Monday, August 29, 2011
SCIENCE AND THE WELSH ECONOMY
Earlier this week, the Welsh Government’s chief scientific adviser produced his excellent report on a strategic agenda for science in Wales.
Long overdue, Professor John Harries pointed out some of weaknesses that prevail in Wales and promised that science would be planned and led more effectively for the benefit of all of us.
To achieve this, the agenda would strive to increase the quality and reputation of Welsh universities as powerhouses of the ideas world, to teach and carry out top class research. It would also create an environment in which the business, academic and public sector worlds work ever closer, encouraging innovation and cooperation, to translate excellent research into good business.
Finally, and perhaps most importantly, it would aim to increase the number and quality of jobs in industry, commerce, education, research, and innovation.
Indeed, one of the main driving forces throughout his report is that a more effective and coherent university sector, with a well-planned process of collaborating and growing skills and expertise, would help to grow the Welsh economy.
It has certainly rekindled the debate about the role of higher education in developing the prosperity of the nation although some will argue that the thrust of the current higher education strategy will do little to help in this respect i.e. all four of the main research-based universities – Cardiff, Swansea, Bangor and Aberystwyth – are remaining autonomous institutions for the foreseeable future, with only the less research intensive colleges being encouraged to merge.
But is Professor Harries stating anything new?
Back in November 2002, I produced a report for the National Assembly’s Economic Development Committee on the state of research and development in Wales.
Even then, it pointed out that Welsh Universities were only receiving only 3.6 per cent of total UK research council income for higher education, just slightly higher than the 3.3 per cent reported for 2010.
Therefore, nearly nine years later, the research funding situation has hardly changed at all.
Of course, the “elephant in the room” is whether research council funding, like other higher education budgets, should be devolved to the Welsh Government. Having raised the issue with senior individuals within the Welsh university sector, there seems to be a general reluctance to do this because of unfounded fears on the levels of quality.
Yet, if this could be addressed properly, then it would secure an additional £28 million per year for Welsh academic research. Certainly, with a potential of £140 million of additional research funds that could be made available over the term of the Assembly, it should be a debate that our politicians should be leading when they reconvene next month.
But it is not the funding alone.
As I pointed out in the 2002 report, what was needed than, and now, was a clear strategic vision for the development of science, technology and innovation policy and its impact on government, industry, higher education and society. Until now, that has been sadly missing in Wales since devolution began.
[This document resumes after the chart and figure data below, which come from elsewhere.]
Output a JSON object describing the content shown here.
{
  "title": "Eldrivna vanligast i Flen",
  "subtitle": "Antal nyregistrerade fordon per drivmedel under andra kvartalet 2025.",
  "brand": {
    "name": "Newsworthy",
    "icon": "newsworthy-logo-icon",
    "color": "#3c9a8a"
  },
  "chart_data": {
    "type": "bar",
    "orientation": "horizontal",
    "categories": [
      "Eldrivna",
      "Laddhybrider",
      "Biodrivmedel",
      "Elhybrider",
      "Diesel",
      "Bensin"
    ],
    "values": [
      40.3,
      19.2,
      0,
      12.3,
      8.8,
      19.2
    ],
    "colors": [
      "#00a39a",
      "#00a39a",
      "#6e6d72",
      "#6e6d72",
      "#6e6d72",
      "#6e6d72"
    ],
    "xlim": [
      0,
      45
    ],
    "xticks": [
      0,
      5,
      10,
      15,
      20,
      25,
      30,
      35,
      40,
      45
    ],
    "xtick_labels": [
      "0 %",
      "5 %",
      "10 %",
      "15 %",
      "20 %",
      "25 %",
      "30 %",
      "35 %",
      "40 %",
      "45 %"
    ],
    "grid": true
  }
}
Contrast that with what has been happening across the Irish Sea.
Over a decade ago, the Irish Government created an organisation called Science Foundation Ireland that committed hundreds of millions of pounds to establish a strong research capability in Ireland. More importantly, it had already adopted one of the Harries recommendations and scoured the world’s universities to attract the best scientists and their research teams to Ireland to build up critical areas such as biosciences.
Having worked in the sector for over twenty years, I sincerely believe that we have the knowledge and expertise within our university sector to make a real difference to the technological capability of the Welsh economy. However, what is needed is for the Welsh Government to help fight the corner for fair research funding for Wales and, more critically, for the higher education to work together as a unit to develop a coherent strategy for Wales.
Government could start with addressing the fallacy that sees the so-called ‘golden triangle’ of the South East of England, London and the East of England getting 60 per cent of central government research funding as compared to 1 per cent for Wales. This means that, if we apply the Barnett formula to this public money as it should be, a further £96 million in funding is lost to Wales every year.
That is simply unacceptable in this day and age and our politicians must look, as the Swedish Government did in the 1970s with spectacular results, to spread the wealth outside of the more prosperous regions and to use research as the basis for economic renewal.
Certainly, I don’t expect another nine years to go by without action to secure a proper research and innovation policy that not only takes devolution into account, but finally helps to transform Wales into a small clever country.